Это верно, вон они – за поворотом, два красного кирпича корпуса на два этажа каждый. Имени А. Золингенского гвардейский регимент. Четыре роты тупоголовых и здоровенных, что твой поп из православной церкви, молодцов без царя в голове. Там та-кие встречаются... Случайно, как-то с получки, бык Птолемей забрёл туда на этажи. Дак потом месяц не мог на себя в зеркало, стыдно было... такие там!
Поэтому и с походкой у наших певуний всё в ажуре. Плывут-с... источая негу и струение в членах, от пояса до подошвы. Как женщине положено.

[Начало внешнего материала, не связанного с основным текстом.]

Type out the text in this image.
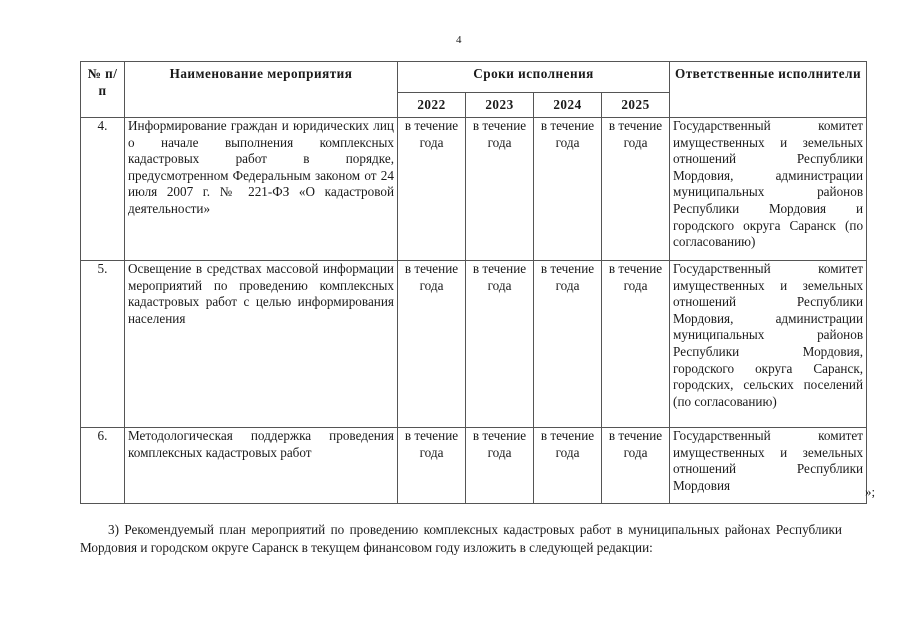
4
№ п/п	Наименование мероприятия	Сроки исполнения				Ответственные исполнители
		2022	2023	2024	2025	
4.	Информирование граждан и юридических лиц о начале выполнения комплексных кадастровых работ в порядке, предусмотренном Федеральным законом от 24 июля 2007 г. № 221-ФЗ «О кадастровой деятельности»	в течение года	в течение года	в течение года	в течение года	Государственный комитет имущественных и земельных отношений Республики Мордовия, администрации муниципальных районов Республики Мордовия и городского округа Саранск (по согласованию)
5.	Освещение в средствах массовой информации мероприятий по проведению комплексных кадастровых работ с целью информирования населения	в течение года	в течение года	в течение года	в течение года	Государственный комитет имущественных и земельных отношений Республики Мордовия, администрации муниципальных районов Республики Мордовия, городского округа Саранск, городских, сельских поселений (по согласованию)
6.	Методологическая поддержка проведения комплексных кадастровых работ	в течение года	в течение года	в течение года	в течение года	Государственный комитет имущественных и земельных отношений Республики Мордовия	»;

3) Рекомендуемый план мероприятий по проведению комплексных кадастровых работ в муниципальных районах Республики Мордовия и городском округе Саранск в текущем финансовом году изложить в следующей редакции:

– Я милОва сва-е-во... д'узнаю не п-а-а лицу... Селинбай... Телинбай...
Сегодня днюха у Альберта.


Чтение Оси

Моё имя Остап-Сулейман-Берта-Мария Бендер-бей. Но зовут меня по-другому. В детстве я полюбил чтение. Мой отец турецко-подданный напрасно старался привить мне привычку и вкус к более подобающим мальчику, а потом мужчине, занятиям, как-то: ястребиная охота на перепелов и сухая возгонка данных на животном жире. Жареные перепела с тех пор вызывают у меня чувство отвращения. Домашний ястреб Измаил называл меня фамильярно Осей. Так и повелось, и вошло в известный роман. И даже в политические реалии того неспокойного времени: Ося – Берлин – Рим – Токио, – слыхали? Ох уж эти мне абстракции, претендующие на роль моделирующих абстракций... Да невооружённым грамотой глазом видно – нисколько не моделирующие, ни разу не моделирующие... они.

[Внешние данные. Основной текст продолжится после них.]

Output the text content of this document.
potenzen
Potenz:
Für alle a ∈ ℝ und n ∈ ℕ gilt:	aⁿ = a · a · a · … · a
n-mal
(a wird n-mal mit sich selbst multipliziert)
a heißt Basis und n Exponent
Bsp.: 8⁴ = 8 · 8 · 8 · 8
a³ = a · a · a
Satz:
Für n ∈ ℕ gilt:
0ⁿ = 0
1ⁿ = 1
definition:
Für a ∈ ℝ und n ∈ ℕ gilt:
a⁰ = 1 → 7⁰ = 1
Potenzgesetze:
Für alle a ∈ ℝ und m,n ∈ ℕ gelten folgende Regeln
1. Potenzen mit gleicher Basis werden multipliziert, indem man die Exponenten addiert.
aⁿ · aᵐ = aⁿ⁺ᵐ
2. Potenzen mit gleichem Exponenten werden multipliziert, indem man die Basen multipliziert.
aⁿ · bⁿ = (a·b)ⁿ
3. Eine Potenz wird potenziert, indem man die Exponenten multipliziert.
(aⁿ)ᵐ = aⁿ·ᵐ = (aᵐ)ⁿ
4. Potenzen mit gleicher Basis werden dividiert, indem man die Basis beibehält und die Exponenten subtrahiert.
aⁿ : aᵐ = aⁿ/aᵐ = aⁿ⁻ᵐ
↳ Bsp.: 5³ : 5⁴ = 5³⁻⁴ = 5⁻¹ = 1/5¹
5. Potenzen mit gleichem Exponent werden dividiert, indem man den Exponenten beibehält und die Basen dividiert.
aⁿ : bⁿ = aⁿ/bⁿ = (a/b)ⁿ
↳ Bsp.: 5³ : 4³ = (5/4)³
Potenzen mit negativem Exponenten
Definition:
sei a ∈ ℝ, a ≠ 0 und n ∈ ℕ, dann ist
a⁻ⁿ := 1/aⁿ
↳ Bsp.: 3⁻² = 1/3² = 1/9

Когда я читаю книгу, где есть подобные претензии, выраженные буквально, то есть буквами, я испытываю такое чувство (не знаю как вы), словно читаемое выдавливает из головы пустоту, и эта пустота недолго остаётся собой, а принимает формы-копии прочитанного. Что вверху, то и внизу, как гениально подметил Гермес Трисмегист. Что на языке, то и на уме. Это уже я сам подметил.
Поначалу моя гениальность пугала меня. А потом она напугала и моего отца турецко-подданного. В те неспокойные времена у нас в Палестине было как-то не принято высовываться. Впрочем, в Бердичеве и Хацепетовке – тоже. Иногда наезжали казаки, они говорили на арамейском, и меня выводили в слюнях и волосы дымом, и выставляли в окно вместо иконы – на поругание. Вот, мол, казачки, какое наказание придумал для нас ваш бог и сын, пусть будут здоровы: сынок того и не того... совсем.

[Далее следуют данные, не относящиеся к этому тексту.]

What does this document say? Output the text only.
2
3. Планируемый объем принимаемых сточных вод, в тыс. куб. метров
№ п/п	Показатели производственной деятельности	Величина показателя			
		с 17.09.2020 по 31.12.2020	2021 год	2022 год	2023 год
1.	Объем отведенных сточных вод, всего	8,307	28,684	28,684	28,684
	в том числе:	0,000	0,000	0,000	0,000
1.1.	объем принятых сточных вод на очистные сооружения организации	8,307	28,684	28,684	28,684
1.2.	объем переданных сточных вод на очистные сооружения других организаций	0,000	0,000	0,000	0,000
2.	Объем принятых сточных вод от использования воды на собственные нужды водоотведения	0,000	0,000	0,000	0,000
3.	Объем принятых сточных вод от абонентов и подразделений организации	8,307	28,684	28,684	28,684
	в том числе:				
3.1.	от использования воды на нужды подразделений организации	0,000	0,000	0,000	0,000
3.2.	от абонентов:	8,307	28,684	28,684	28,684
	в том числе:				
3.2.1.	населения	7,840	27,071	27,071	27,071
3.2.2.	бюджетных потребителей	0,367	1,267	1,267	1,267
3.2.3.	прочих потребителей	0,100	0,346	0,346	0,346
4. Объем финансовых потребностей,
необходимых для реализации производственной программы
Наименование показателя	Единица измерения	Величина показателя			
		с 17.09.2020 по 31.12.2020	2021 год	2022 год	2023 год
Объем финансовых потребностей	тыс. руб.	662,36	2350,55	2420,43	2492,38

Побив меня по щекам для порядка и увидев тем временем, что поживиться нечем, казаки отъезжали. И подоспевшие хлопцы из спецназа ЦАХАЛ имени Григория Котовского били по ним из пулемётов и забрасывали гранатами, купленными по сходной цене у соседей-арабов. Самопальные гранаты имели такую тенденцию взрываться через раз или через несколько дней. Что придавало сугубо рядовой разборке на почве апокалиптический и вневременной характер.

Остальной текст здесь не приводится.